To usethis modified schema, we simply pass the jsonSchema variable as a parameter to .schema while reading in our JSON sample file.

df = spark
.read
.schema(jsonSchema)
.json(dbfs_file_path) print(df.schema)

Here’s confirmation that our modification worked. It now defines the data type of the “Body” field as binary.

Extract the relevant fields

To understand what’s contained in the base64 binary field, we need to cast it as a string. In this code block, I’ll also parse the timestamp from our EnqueuedTimeUtc column and then select only the body and date column to move forward.

decoded_df = df
.withColumn(“body”, df[“Body”].cast(“string”))
.withColumn(“date”, from_utc_timestamp(df[“EnqueuedTimeUtc”], ‘UTC’))
.select(“body”, “date”) display(decoded_df)

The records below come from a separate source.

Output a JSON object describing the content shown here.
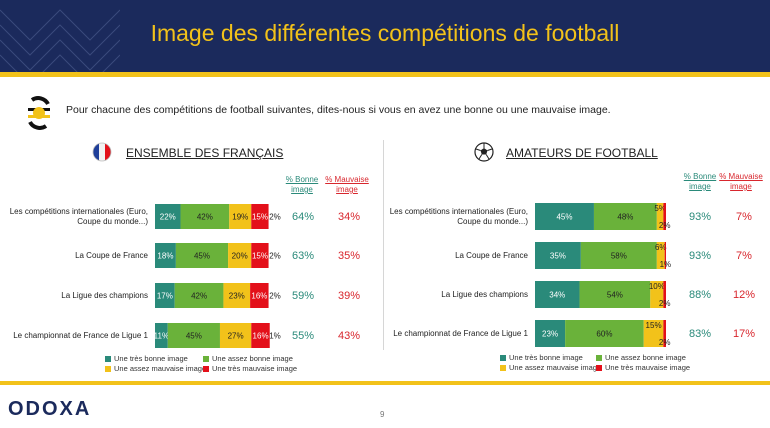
{
  "header": {
    "title": "Image des différentes compétitions de football"
  },
  "question": "Pour chacune des compétitions de football suivantes, dites-nous si vous en avez une bonne ou une mauvaise image.",
  "columns": {
    "good": "% Bonne image",
    "bad": "% Mauvaise image"
  },
  "legend": [
    "Une très bonne image",
    "Une assez bonne image",
    "Une assez mauvaise image",
    "Une très mauvaise image"
  ],
  "colors": {
    "tres_bonne": "#2a8a7a",
    "assez_bonne": "#6ab23a",
    "assez_mauvaise": "#f2c21a",
    "tres_mauvaise": "#e3101a",
    "navy": "#1b2a5c"
  },
  "footer": {
    "logo": "ODOXA",
    "page": "9"
  },
  "chart_data": [
    {
      "type": "bar",
      "title": "ENSEMBLE DES FRANÇAIS",
      "icon": "france-flag-icon",
      "stacked": true,
      "orientation": "horizontal",
      "categories": [
        "Les compétitions internationales (Euro, Coupe du monde...)",
        "La Coupe de France",
        "La Ligue des champions",
        "Le championnat de France de Ligue 1"
      ],
      "series": [
        {
          "name": "Une très bonne image",
          "values": [
            22,
            18,
            17,
            11
          ]
        },
        {
          "name": "Une assez bonne image",
          "values": [
            42,
            45,
            42,
            45
          ]
        },
        {
          "name": "Une assez mauvaise image",
          "values": [
            19,
            20,
            23,
            27
          ]
        },
        {
          "name": "Une très mauvaise image",
          "values": [
            15,
            15,
            16,
            16
          ]
        },
        {
          "name": "",
          "values": [
            2,
            2,
            2,
            1
          ]
        }
      ],
      "good": [
        "64%",
        "63%",
        "59%",
        "55%"
      ],
      "bad": [
        "34%",
        "35%",
        "39%",
        "43%"
      ]
    },
    {
      "type": "bar",
      "title": "AMATEURS DE FOOTBALL",
      "icon": "football-icon",
      "stacked": true,
      "orientation": "horizontal",
      "categories": [
        "Les compétitions internationales (Euro, Coupe du monde...)",
        "La Coupe de France",
        "La Ligue des champions",
        "Le championnat de France de Ligue 1"
      ],
      "series": [
        {
          "name": "Une très bonne image",
          "values": [
            45,
            35,
            34,
            23
          ]
        },
        {
          "name": "Une assez bonne image",
          "values": [
            48,
            58,
            54,
            60
          ]
        },
        {
          "name": "Une assez mauvaise image",
          "values": [
            5,
            6,
            10,
            15
          ]
        },
        {
          "name": "Une très mauvaise image",
          "values": [
            2,
            1,
            2,
            2
          ]
        }
      ],
      "good": [
        "93%",
        "93%",
        "88%",
        "83%"
      ],
      "bad": [
        "7%",
        "7%",
        "12%",
        "17%"
      ]
    }
  ]
}
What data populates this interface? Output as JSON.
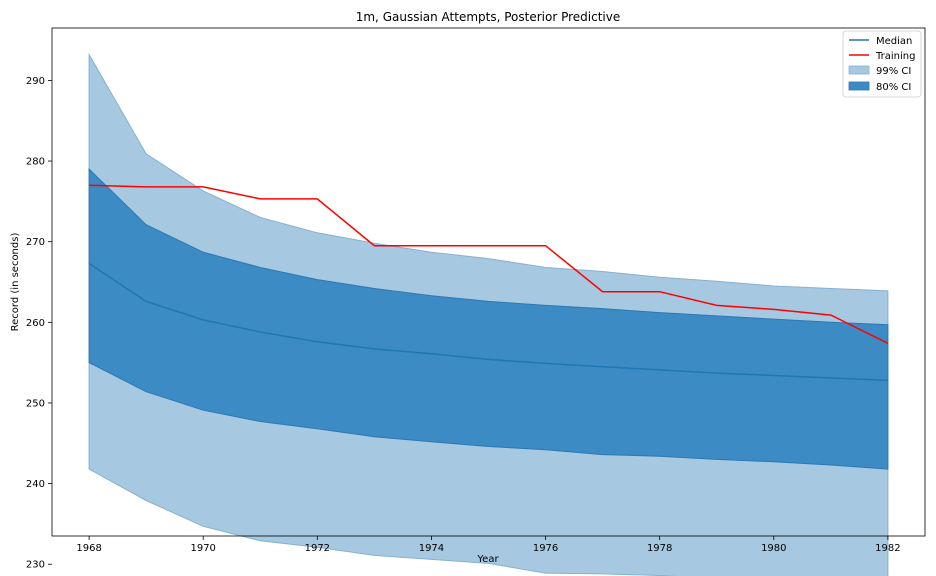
{
  "chart_data": {
    "type": "area",
    "title": "1m, Gaussian Attempts, Posterior Predictive",
    "xlabel": "Year",
    "ylabel": "Record (in seconds)",
    "xlim": [
      1967.35,
      1982.65
    ],
    "ylim": [
      233.5,
      296.5
    ],
    "xticks": [
      1968,
      1970,
      1972,
      1974,
      1976,
      1978,
      1980,
      1982
    ],
    "yticks": [
      230,
      240,
      250,
      260,
      270,
      280,
      290
    ],
    "legend_position": "top-right",
    "grid": false,
    "x": [
      1968,
      1969,
      1970,
      1971,
      1972,
      1973,
      1974,
      1975,
      1976,
      1977,
      1978,
      1979,
      1980,
      1981,
      1982
    ],
    "series": [
      {
        "name": "Median",
        "kind": "line",
        "color": "#1f77b4",
        "values": [
          267.3,
          262.6,
          260.3,
          258.8,
          257.6,
          256.7,
          256.1,
          255.4,
          254.9,
          254.5,
          254.1,
          253.7,
          253.4,
          253.1,
          252.8
        ]
      },
      {
        "name": "Training",
        "kind": "line",
        "color": "#ff0000",
        "values": [
          277.0,
          276.8,
          276.8,
          275.3,
          275.3,
          269.5,
          269.5,
          269.5,
          269.5,
          263.8,
          263.8,
          262.1,
          261.6,
          260.9,
          257.4
        ]
      },
      {
        "name": "99% CI",
        "kind": "band",
        "color": "#a6c8e0",
        "lower": [
          241.8,
          237.9,
          234.7,
          232.9,
          232.1,
          231.1,
          230.6,
          230.1,
          228.9,
          228.8,
          228.6,
          228.2,
          227.9,
          227.3,
          226.8
        ],
        "upper": [
          293.2,
          280.9,
          276.3,
          273.0,
          271.1,
          269.8,
          268.7,
          267.9,
          266.8,
          266.3,
          265.6,
          265.1,
          264.5,
          264.2,
          263.9
        ]
      },
      {
        "name": "80% CI",
        "kind": "band",
        "color": "#3d8bc4",
        "lower": [
          255.0,
          251.4,
          249.1,
          247.7,
          246.8,
          245.8,
          245.2,
          244.6,
          244.2,
          243.6,
          243.4,
          243.0,
          242.7,
          242.3,
          241.8
        ],
        "upper": [
          279.0,
          272.1,
          268.7,
          266.8,
          265.3,
          264.2,
          263.3,
          262.6,
          262.1,
          261.7,
          261.2,
          260.8,
          260.4,
          260.0,
          259.7
        ]
      }
    ]
  }
}
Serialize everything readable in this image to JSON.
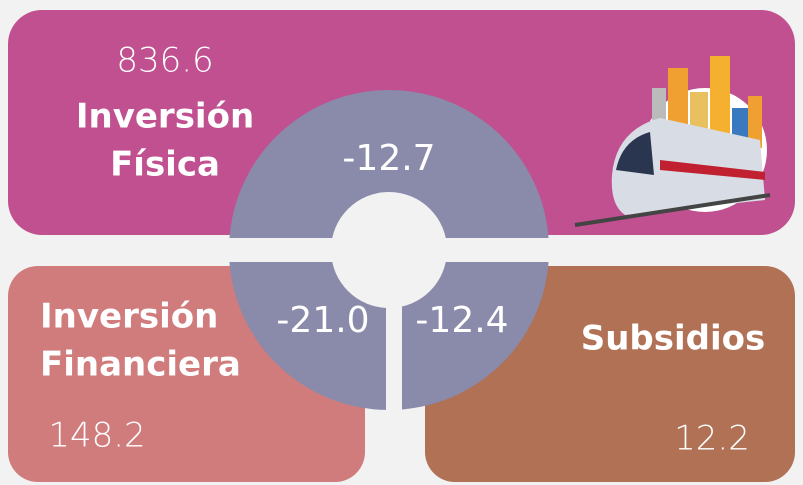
{
  "cards": [
    {
      "value": "836.6",
      "label_lines": [
        "Inversión",
        "Física"
      ],
      "change": "-12.7"
    },
    {
      "value": "148.2",
      "label_lines": [
        "Inversión",
        "Financiera"
      ],
      "change": "-21.0"
    },
    {
      "value": "12.2",
      "label_lines": [
        "Subsidios"
      ],
      "change": "-12.4"
    }
  ]
}
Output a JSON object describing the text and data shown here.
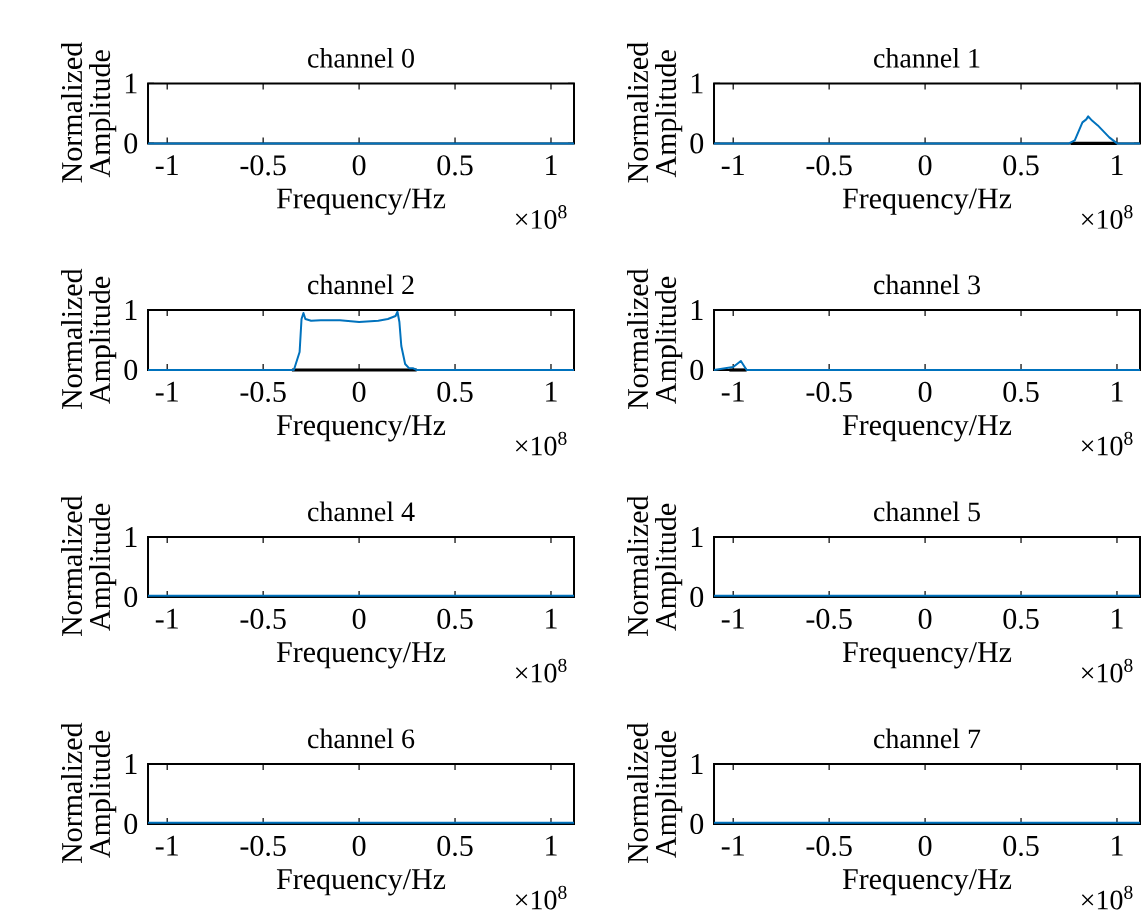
{
  "chart_data": [
    {
      "type": "line",
      "title": "channel 0",
      "xlabel": "Frequency/Hz",
      "ylabel": "Normalized Amplitude",
      "annotations": [
        "×10$^{8}$"
      ],
      "xlim": [
        -1.1,
        1.12
      ],
      "ylim": [
        0,
        1
      ],
      "xticks": [
        -1,
        -0.5,
        0,
        0.5,
        1
      ],
      "yticks": [
        0,
        1
      ],
      "series": [
        {
          "color": "#0072bd",
          "x": [
            -1.1,
            1.12
          ],
          "values": [
            0,
            0
          ]
        }
      ]
    },
    {
      "type": "line",
      "title": "channel 1",
      "xlabel": "Frequency/Hz",
      "ylabel": "Normalized Amplitude",
      "annotations": [
        "×10$^{8}$"
      ],
      "xlim": [
        -1.1,
        1.12
      ],
      "ylim": [
        0,
        1
      ],
      "xticks": [
        -1,
        -0.5,
        0,
        0.5,
        1
      ],
      "yticks": [
        0,
        1
      ],
      "series": [
        {
          "color": "#000000",
          "x": [
            0.76,
            1.0
          ],
          "values": [
            0,
            0
          ]
        },
        {
          "color": "#0072bd",
          "x": [
            -1.1,
            0.75,
            0.78,
            0.8,
            0.82,
            0.84,
            0.85,
            0.87,
            0.9,
            0.93,
            0.96,
            1.0,
            1.12
          ],
          "values": [
            0,
            0,
            0.05,
            0.2,
            0.35,
            0.4,
            0.45,
            0.38,
            0.3,
            0.2,
            0.1,
            0,
            0
          ]
        }
      ]
    },
    {
      "type": "line",
      "title": "channel 2",
      "xlabel": "Frequency/Hz",
      "ylabel": "Normalized Amplitude",
      "annotations": [
        "×10$^{8}$"
      ],
      "xlim": [
        -1.1,
        1.12
      ],
      "ylim": [
        0,
        1
      ],
      "xticks": [
        -1,
        -0.5,
        0,
        0.5,
        1
      ],
      "yticks": [
        0,
        1
      ],
      "series": [
        {
          "color": "#000000",
          "x": [
            -0.35,
            0.3
          ],
          "values": [
            0,
            0
          ]
        },
        {
          "color": "#0072bd",
          "x": [
            -1.1,
            -0.34,
            -0.33,
            -0.31,
            -0.3,
            -0.29,
            -0.28,
            -0.25,
            -0.2,
            -0.1,
            0,
            0.1,
            0.15,
            0.19,
            0.2,
            0.21,
            0.22,
            0.24,
            0.26,
            0.28,
            0.3,
            1.12
          ],
          "values": [
            0,
            0,
            0.1,
            0.3,
            0.85,
            0.95,
            0.85,
            0.82,
            0.83,
            0.83,
            0.8,
            0.82,
            0.85,
            0.9,
            0.97,
            0.8,
            0.4,
            0.1,
            0.03,
            0.03,
            0,
            0
          ]
        }
      ]
    },
    {
      "type": "line",
      "title": "channel 3",
      "xlabel": "Frequency/Hz",
      "ylabel": "Normalized Amplitude",
      "annotations": [
        "×10$^{8}$"
      ],
      "xlim": [
        -1.1,
        1.12
      ],
      "ylim": [
        0,
        1
      ],
      "xticks": [
        -1,
        -0.5,
        0,
        0.5,
        1
      ],
      "yticks": [
        0,
        1
      ],
      "series": [
        {
          "color": "#000000",
          "x": [
            -1.02,
            -0.93
          ],
          "values": [
            0,
            0
          ]
        },
        {
          "color": "#0072bd",
          "x": [
            -1.1,
            -1.0,
            -0.98,
            -0.96,
            -0.94,
            -0.93,
            1.12
          ],
          "values": [
            0,
            0.05,
            0.1,
            0.15,
            0.05,
            0,
            0
          ]
        }
      ]
    },
    {
      "type": "line",
      "title": "channel 4",
      "xlabel": "Frequency/Hz",
      "ylabel": "Normalized Amplitude",
      "annotations": [
        "×10$^{8}$"
      ],
      "xlim": [
        -1.1,
        1.12
      ],
      "ylim": [
        0,
        1
      ],
      "xticks": [
        -1,
        -0.5,
        0,
        0.5,
        1
      ],
      "yticks": [
        0,
        1
      ],
      "series": [
        {
          "color": "#0072bd",
          "x": [
            -1.1,
            1.12
          ],
          "values": [
            0.02,
            0.02
          ]
        }
      ]
    },
    {
      "type": "line",
      "title": "channel 5",
      "xlabel": "Frequency/Hz",
      "ylabel": "Normalized Amplitude",
      "annotations": [
        "×10$^{8}$"
      ],
      "xlim": [
        -1.1,
        1.12
      ],
      "ylim": [
        0,
        1
      ],
      "xticks": [
        -1,
        -0.5,
        0,
        0.5,
        1
      ],
      "yticks": [
        0,
        1
      ],
      "series": [
        {
          "color": "#0072bd",
          "x": [
            -1.1,
            1.12
          ],
          "values": [
            0.02,
            0.02
          ]
        }
      ]
    },
    {
      "type": "line",
      "title": "channel 6",
      "xlabel": "Frequency/Hz",
      "ylabel": "Normalized Amplitude",
      "annotations": [
        "×10$^{8}$"
      ],
      "xlim": [
        -1.1,
        1.12
      ],
      "ylim": [
        0,
        1
      ],
      "xticks": [
        -1,
        -0.5,
        0,
        0.5,
        1
      ],
      "yticks": [
        0,
        1
      ],
      "series": [
        {
          "color": "#0072bd",
          "x": [
            -1.1,
            1.12
          ],
          "values": [
            0.02,
            0.02
          ]
        }
      ]
    },
    {
      "type": "line",
      "title": "channel 7",
      "xlabel": "Frequency/Hz",
      "ylabel": "Normalized Amplitude",
      "annotations": [
        "×10$^{8}$"
      ],
      "xlim": [
        -1.1,
        1.12
      ],
      "ylim": [
        0,
        1
      ],
      "xticks": [
        -1,
        -0.5,
        0,
        0.5,
        1
      ],
      "yticks": [
        0,
        1
      ],
      "series": [
        {
          "color": "#0072bd",
          "x": [
            -1.1,
            1.12
          ],
          "values": [
            0.02,
            0.02
          ]
        }
      ]
    }
  ]
}
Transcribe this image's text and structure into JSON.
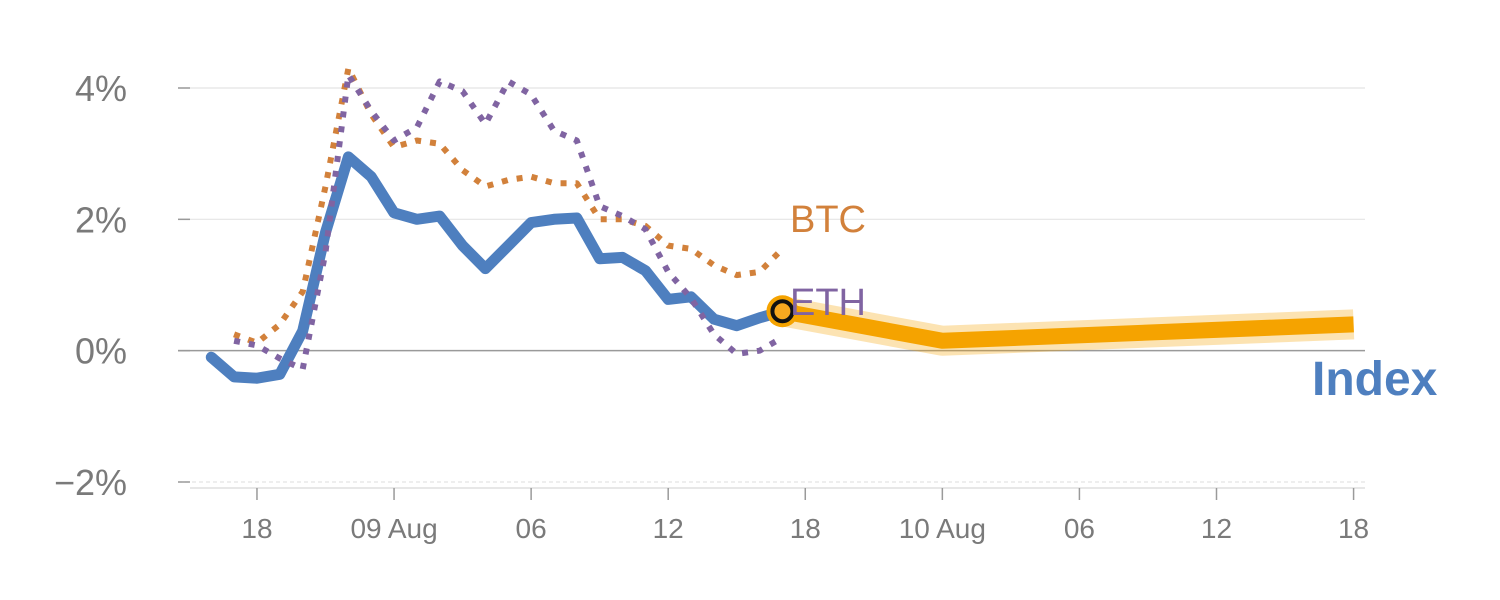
{
  "chart_data": {
    "type": "line",
    "title": "",
    "xlabel": "",
    "ylabel": "",
    "ylim": [
      -2,
      4
    ],
    "y_ticks": [
      {
        "value": 4,
        "label": "4%"
      },
      {
        "value": 2,
        "label": "2%"
      },
      {
        "value": 0,
        "label": "0%"
      },
      {
        "value": -2,
        "label": "−2%"
      }
    ],
    "x_ticks": [
      "18",
      "09 Aug",
      "06",
      "12",
      "18",
      "10 Aug",
      "06",
      "12",
      "18"
    ],
    "x_tick_hours": [
      18,
      24,
      30,
      36,
      42,
      48,
      54,
      60,
      66
    ],
    "xlim": [
      15.2,
      66.5
    ],
    "grid": true,
    "series": [
      {
        "name": "Index",
        "color": "#4e7fbf",
        "style": "solid",
        "x": [
          16,
          17,
          18,
          19,
          20,
          21,
          22,
          23,
          24,
          25,
          26,
          27,
          28,
          29,
          30,
          31,
          32,
          33,
          34,
          35,
          36,
          37,
          38,
          39,
          40,
          41
        ],
        "values": [
          -0.1,
          -0.4,
          -0.42,
          -0.36,
          0.3,
          1.8,
          2.95,
          2.65,
          2.1,
          2.0,
          2.05,
          1.6,
          1.25,
          1.6,
          1.95,
          2.0,
          2.02,
          1.4,
          1.42,
          1.22,
          0.78,
          0.82,
          0.48,
          0.38,
          0.5,
          0.6
        ]
      },
      {
        "name": "BTC",
        "color": "#d2813b",
        "style": "dotted",
        "x": [
          17,
          18,
          19,
          20,
          21,
          22,
          23,
          24,
          25,
          26,
          27,
          28,
          29,
          30,
          31,
          32,
          33,
          34,
          35,
          36,
          37,
          38,
          39,
          40,
          41
        ],
        "values": [
          0.25,
          0.12,
          0.4,
          0.9,
          2.5,
          4.3,
          3.6,
          3.1,
          3.2,
          3.15,
          2.75,
          2.5,
          2.6,
          2.65,
          2.55,
          2.55,
          2.0,
          2.0,
          1.9,
          1.6,
          1.55,
          1.3,
          1.15,
          1.2,
          1.55
        ]
      },
      {
        "name": "ETH",
        "color": "#8064a2",
        "style": "dotted",
        "x": [
          17,
          18,
          19,
          20,
          21,
          22,
          23,
          24,
          25,
          26,
          27,
          28,
          29,
          30,
          31,
          32,
          33,
          34,
          35,
          36,
          37,
          38,
          39,
          40,
          41
        ],
        "values": [
          0.15,
          0.08,
          -0.12,
          -0.28,
          1.5,
          4.2,
          3.65,
          3.2,
          3.4,
          4.1,
          3.95,
          3.45,
          4.1,
          3.9,
          3.35,
          3.2,
          2.2,
          2.05,
          1.85,
          1.2,
          0.8,
          0.25,
          -0.05,
          0.0,
          0.2
        ]
      },
      {
        "name": "",
        "color": "#f5a300",
        "style": "forecast-band",
        "x": [
          41,
          48,
          66
        ],
        "values": [
          0.6,
          0.15,
          0.4
        ]
      }
    ],
    "current_point": {
      "x": 41,
      "y": 0.6
    }
  },
  "labels": {
    "btc": "BTC",
    "eth": "ETH",
    "index": "Index"
  },
  "colors": {
    "index": "#4e7fbf",
    "btc": "#d2813b",
    "eth": "#8064a2",
    "forecast": "#f5a300",
    "grid": "#e4e4e4",
    "zero_line": "#9a9a9a",
    "tick_text": "#7a7a7a"
  }
}
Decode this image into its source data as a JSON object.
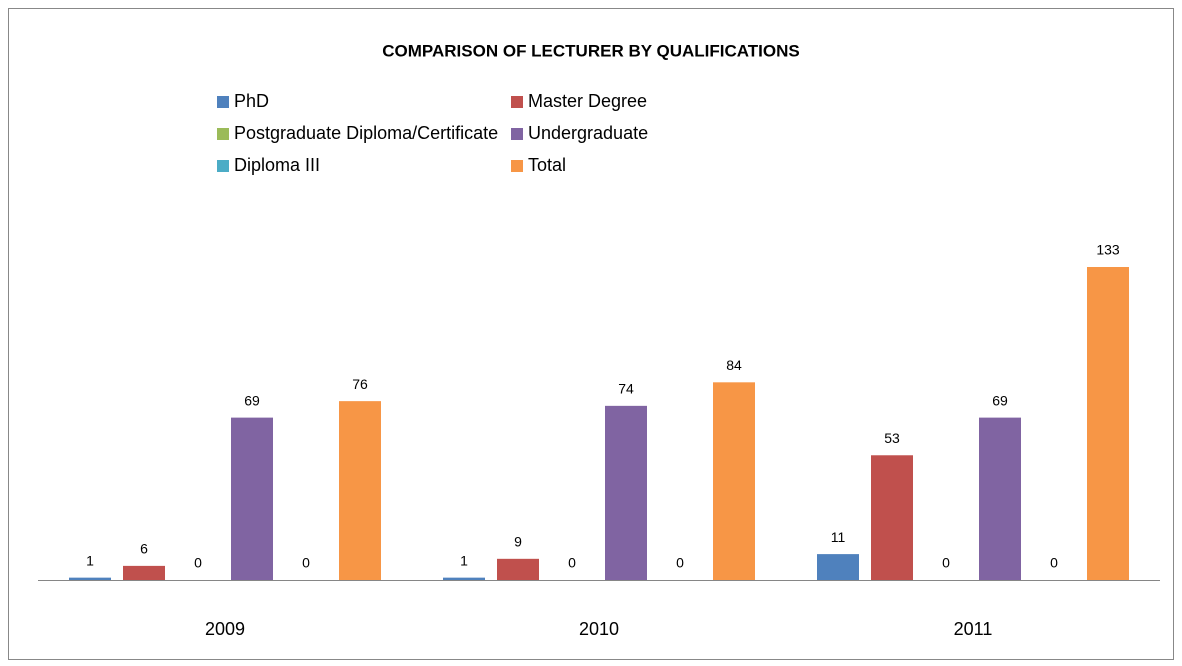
{
  "chart_data": {
    "type": "bar",
    "title": "COMPARISON OF LECTURER BY QUALIFICATIONS",
    "categories": [
      "2009",
      "2010",
      "2011"
    ],
    "series": [
      {
        "name": "PhD",
        "color": "#4f81bd",
        "values": [
          1,
          1,
          11
        ]
      },
      {
        "name": "Master Degree",
        "color": "#c0504d",
        "values": [
          6,
          9,
          53
        ]
      },
      {
        "name": "Postgraduate Diploma/Certificate",
        "color": "#9bbb59",
        "values": [
          0,
          0,
          0
        ]
      },
      {
        "name": "Undergraduate",
        "color": "#8064a2",
        "values": [
          69,
          74,
          69
        ]
      },
      {
        "name": "Diploma III",
        "color": "#4bacc6",
        "values": [
          0,
          0,
          0
        ]
      },
      {
        "name": "Total",
        "color": "#f79646",
        "values": [
          76,
          84,
          133
        ]
      }
    ],
    "legend": "top"
  }
}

Surprise! Within the base64 field was actually more JSON. No problem, we can manually create a very simple StructType to parse this field with. I’ll also convert the temperature from Celsius to Fahrenheit. The StructType we’ll define has three fields: messageId, temperature and humidity.

For all intents and purposes, we’re interested in the date (time stamp), the temperature and the humidity. We’ll only retain these columns for our analysis up to this point. In the below code block, we manually construct a JSON schema using the StructType and apply that schema to an individual column in our data frame using the from_json function.

schema = StructType([ StructField(“messageId”, StringType()), StructField(“temperature”, DoubleType()), StructField(“humidity”, DoubleType()) ]) final_df = decoded_df
.select(from_json(“body”, schema).alias(“bodyJson”), “date”)
.select( ((col(“bodyJson.temperature”) * 1.8) + 32).alias(“temperature”), col(“bodyJson.humidity”).alias(“humidity”), col(“date”) ) display(final_df)

We now have the three columns that we’re interested in and can test this workflow on a larger subset of data.

Summary

To recap, we inferred, modified and applied a JSON schema using the built-in .json reader from PySpark. We used the DBFS to store a temporary sample record for teasing out the JSON schema of our source data. This workflow can be useful because it allows us to quickly generate and modify a complex JSON schema. This is also especially useful if you have streaming data coming into Databricks and need a way to experiment with your JSON schema of the incoming messages without interfering with the stream.